In 1999, The Texas Legislature unanimously passed the Texas Advance Directives Act (TADA). Under TADA, when a doctor and a patient (or his/her surrogate) disagree about appropriate end-of-life treatment, the disagreement is taken before an ethics review committee.

The ethics review committee reviews the doctor’s decision to withhold life-sustaining treatment. The ethics committee does not have any power to make medical decisions. Rather, if the committee agrees with the doctor that the desired treatment is inappropriate or unethical, the doctor will not have civil or criminal liability for ceasing to provide life-sustaining treatment at the end of a ten-day period, during which time the patient can be transferred to an alternate provider. On the other hand, if the committee disagrees with the doctor’s decision, the doctor will not have immunity from civil or criminal liability for withdrawing the life-sustaining treatment,

Current Texas law prohibits the physician who wishes to discontinue life-sustaining treatment from serving on the ethics review committee.
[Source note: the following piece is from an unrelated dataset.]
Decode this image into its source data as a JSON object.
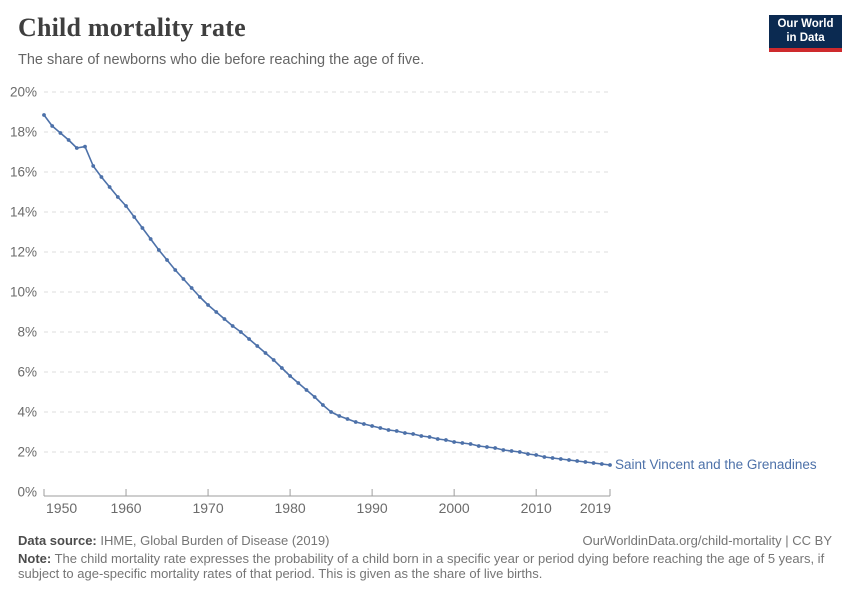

Texas law does not currently require hospitals to ensure their ethics committees are devoid of professional or financial conflicts of interest. It is also not mandated that ethics committees make their decisions without considering a patient’s permanent physical or mental disability.

Public Policy:

House Bill 2351 would require each hospital to adopt policies that ensure patients are treated fairly and free from discrimination.

The bill will prevent “financial and health care professional conflicts of interest” that could arise during a review of a physician’s end-of-life treatment decisions.

It will also require hospitals to prohibit ethics committees from considering a patient’s permanent physical or mental disability during their review, unless the disability is relevant in determining whether the treatment is medically appropriate.